ウェーバー:クラリネット協奏曲第1番 ヘ短調 作品73
ショスタコーヴィチ:交響曲第8番 ハ短調 作品65

 ウェーバーのクラリネット協奏曲は初めて聞く曲だが、いきなりかなり大仰な前奏で始まるところはもろにオペラ調。ソリストがクラリネットというよりも歌った方が合いそうだという印象を受けた。節回し自体はシンプルで明快なのはウェーバー的か。なお曲が進むにつれて軽快さが増し、最後の第3楽章などは協奏曲的ではあったが。

 梅本のクラリネットはやや硬めの印象。曲調的にはもう少し遊んでも良いような気がするのだが、どうも冒頭からかなり硬くて一本調子なように感じられた。演奏自体は尻上がりにこなれてきた模様。第三楽章の入りが高関とタイミングが合わずにお見合いになるなどというトラブルはあったが、まあご愛敬。最終的にはまずまずの演奏。
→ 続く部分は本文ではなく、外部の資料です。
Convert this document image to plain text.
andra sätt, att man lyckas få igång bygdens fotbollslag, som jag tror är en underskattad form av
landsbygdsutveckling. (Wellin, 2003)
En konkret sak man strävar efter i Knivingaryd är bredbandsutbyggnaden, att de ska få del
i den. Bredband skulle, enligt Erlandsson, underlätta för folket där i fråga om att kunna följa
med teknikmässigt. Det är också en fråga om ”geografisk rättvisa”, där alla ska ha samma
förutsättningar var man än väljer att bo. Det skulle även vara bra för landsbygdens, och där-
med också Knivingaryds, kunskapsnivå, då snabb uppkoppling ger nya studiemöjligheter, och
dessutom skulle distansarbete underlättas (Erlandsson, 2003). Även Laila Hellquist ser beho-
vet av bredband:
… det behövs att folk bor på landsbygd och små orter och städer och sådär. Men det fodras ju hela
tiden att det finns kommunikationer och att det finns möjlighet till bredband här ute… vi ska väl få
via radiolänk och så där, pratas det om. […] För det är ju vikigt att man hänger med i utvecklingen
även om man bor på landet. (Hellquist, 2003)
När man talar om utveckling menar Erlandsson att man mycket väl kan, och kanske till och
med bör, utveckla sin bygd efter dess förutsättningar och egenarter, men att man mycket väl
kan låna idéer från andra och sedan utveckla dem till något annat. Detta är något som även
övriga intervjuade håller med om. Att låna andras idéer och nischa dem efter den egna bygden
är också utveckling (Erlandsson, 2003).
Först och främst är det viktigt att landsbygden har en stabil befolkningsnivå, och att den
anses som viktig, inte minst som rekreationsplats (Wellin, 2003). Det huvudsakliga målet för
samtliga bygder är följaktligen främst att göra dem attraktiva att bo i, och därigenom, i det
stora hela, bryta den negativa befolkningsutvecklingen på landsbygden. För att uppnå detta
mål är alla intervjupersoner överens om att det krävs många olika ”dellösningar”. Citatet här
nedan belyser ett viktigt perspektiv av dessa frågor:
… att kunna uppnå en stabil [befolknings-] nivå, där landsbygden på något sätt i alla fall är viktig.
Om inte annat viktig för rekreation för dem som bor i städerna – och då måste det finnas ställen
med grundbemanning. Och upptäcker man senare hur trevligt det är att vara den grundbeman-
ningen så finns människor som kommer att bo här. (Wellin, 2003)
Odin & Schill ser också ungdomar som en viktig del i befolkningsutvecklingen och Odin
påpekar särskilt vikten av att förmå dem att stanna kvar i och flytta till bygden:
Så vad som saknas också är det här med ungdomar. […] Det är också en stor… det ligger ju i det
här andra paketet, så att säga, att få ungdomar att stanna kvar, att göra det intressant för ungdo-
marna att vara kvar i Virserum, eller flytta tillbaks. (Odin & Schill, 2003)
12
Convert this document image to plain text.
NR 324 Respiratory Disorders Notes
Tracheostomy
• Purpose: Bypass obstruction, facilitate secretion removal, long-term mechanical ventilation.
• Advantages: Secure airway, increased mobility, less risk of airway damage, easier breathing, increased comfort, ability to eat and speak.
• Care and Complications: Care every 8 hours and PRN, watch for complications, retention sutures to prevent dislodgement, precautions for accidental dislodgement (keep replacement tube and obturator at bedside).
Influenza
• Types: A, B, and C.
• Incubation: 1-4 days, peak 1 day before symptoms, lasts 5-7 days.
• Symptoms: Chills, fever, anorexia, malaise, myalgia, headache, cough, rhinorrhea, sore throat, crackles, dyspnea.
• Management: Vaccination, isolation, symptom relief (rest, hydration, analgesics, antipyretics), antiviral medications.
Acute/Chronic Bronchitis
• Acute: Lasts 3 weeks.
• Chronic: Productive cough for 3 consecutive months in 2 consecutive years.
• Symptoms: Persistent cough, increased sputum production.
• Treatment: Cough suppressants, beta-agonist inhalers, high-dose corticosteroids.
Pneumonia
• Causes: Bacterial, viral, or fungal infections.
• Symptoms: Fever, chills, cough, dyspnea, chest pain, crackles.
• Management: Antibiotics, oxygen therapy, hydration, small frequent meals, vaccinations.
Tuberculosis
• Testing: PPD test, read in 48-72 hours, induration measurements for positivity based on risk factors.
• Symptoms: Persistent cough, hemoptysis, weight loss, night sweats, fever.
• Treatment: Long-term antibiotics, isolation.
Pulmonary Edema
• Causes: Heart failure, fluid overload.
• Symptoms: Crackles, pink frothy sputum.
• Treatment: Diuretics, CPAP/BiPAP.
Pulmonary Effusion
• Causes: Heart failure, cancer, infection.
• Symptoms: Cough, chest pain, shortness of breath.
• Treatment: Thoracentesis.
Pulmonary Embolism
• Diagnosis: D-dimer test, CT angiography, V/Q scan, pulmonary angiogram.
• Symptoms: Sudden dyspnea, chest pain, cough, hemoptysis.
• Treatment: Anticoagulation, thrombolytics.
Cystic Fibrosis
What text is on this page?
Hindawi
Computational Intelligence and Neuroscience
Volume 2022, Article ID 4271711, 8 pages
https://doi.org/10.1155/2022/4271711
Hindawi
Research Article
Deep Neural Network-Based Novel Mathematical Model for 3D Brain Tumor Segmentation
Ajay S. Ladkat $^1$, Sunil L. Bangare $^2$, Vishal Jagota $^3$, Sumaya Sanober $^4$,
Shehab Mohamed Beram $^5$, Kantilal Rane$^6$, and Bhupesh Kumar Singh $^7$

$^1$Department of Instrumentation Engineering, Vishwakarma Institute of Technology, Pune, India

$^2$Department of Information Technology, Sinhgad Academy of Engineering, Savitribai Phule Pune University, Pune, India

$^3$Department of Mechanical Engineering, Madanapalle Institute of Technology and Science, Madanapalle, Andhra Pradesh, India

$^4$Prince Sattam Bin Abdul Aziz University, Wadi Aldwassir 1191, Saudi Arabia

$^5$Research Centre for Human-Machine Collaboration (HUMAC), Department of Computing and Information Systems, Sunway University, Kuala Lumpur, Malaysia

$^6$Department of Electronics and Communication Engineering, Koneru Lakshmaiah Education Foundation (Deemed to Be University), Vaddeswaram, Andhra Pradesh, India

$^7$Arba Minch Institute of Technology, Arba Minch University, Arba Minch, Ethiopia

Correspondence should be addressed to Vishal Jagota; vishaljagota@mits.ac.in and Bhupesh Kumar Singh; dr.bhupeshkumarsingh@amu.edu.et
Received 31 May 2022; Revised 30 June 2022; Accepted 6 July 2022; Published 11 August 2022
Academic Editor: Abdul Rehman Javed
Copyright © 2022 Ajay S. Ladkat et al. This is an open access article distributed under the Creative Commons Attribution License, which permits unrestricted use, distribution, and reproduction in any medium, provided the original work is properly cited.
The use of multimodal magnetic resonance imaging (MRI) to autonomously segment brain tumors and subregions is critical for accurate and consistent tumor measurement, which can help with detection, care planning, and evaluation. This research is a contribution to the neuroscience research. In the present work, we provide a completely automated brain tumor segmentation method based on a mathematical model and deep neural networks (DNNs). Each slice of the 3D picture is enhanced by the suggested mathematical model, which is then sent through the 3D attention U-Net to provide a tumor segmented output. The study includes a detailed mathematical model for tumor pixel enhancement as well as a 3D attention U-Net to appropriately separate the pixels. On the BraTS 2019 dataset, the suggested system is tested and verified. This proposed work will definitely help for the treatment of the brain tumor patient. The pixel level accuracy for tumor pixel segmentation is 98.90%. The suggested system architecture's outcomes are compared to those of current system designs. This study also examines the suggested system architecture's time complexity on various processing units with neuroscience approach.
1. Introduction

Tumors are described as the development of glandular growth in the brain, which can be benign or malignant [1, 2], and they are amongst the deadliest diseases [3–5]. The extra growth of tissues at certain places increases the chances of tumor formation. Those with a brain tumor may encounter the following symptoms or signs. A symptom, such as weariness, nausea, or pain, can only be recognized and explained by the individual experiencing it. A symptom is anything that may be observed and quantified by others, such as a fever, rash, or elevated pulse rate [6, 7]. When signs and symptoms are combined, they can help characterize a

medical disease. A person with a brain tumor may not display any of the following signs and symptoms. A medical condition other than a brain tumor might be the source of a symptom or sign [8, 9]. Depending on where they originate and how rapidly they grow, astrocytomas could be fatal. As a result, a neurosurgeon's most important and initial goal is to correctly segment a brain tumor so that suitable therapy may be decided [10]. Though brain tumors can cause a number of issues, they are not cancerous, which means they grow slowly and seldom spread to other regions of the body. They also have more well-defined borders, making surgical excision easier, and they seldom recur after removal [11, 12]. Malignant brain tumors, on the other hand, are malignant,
 後半はショスタコのやや難解な交響曲。冒頭の第5番を思わせる低弦の厚い演奏が結構グッとくる。総じて弦楽陣はかなり好調。ショスタコらしくヒステリックな馬鹿騒ぎが唐突に展開するなどの変化の激しい曲調だが、絶叫に近い演奏になってもアンサンブルが崩壊することなくかなり引き締まった演奏。管楽陣も細かく見ていけば金管にたまに危ない部分も散見されたが、関西フィルには珍しいぐらいのパワーのある演奏となった。

 高関の指揮はツボを押さえてオケを引き締めており、長大な曲にもかかわらず最後まで演奏が弛緩することがなかった。その解釈は明快かつ簡潔であり、この難解な交響曲でも聴衆を脱落させることなく最後まで引っ張ったその集中力溢れる演奏は見事。関西フィルのこれだけ冴えた音色を聞いたのはかなり久しぶりのように思われる。さすがに高関、なかなかやる。


 なかなかのテンションの漲る冴えた演奏に場内はかなり盛り上がっていた。やっぱり、高関、下野、広上といった辺りの指揮者は、見た目は小柄で風采が上がらないが、その演奏はなかなかに侮れないところがあると改めて感じられた。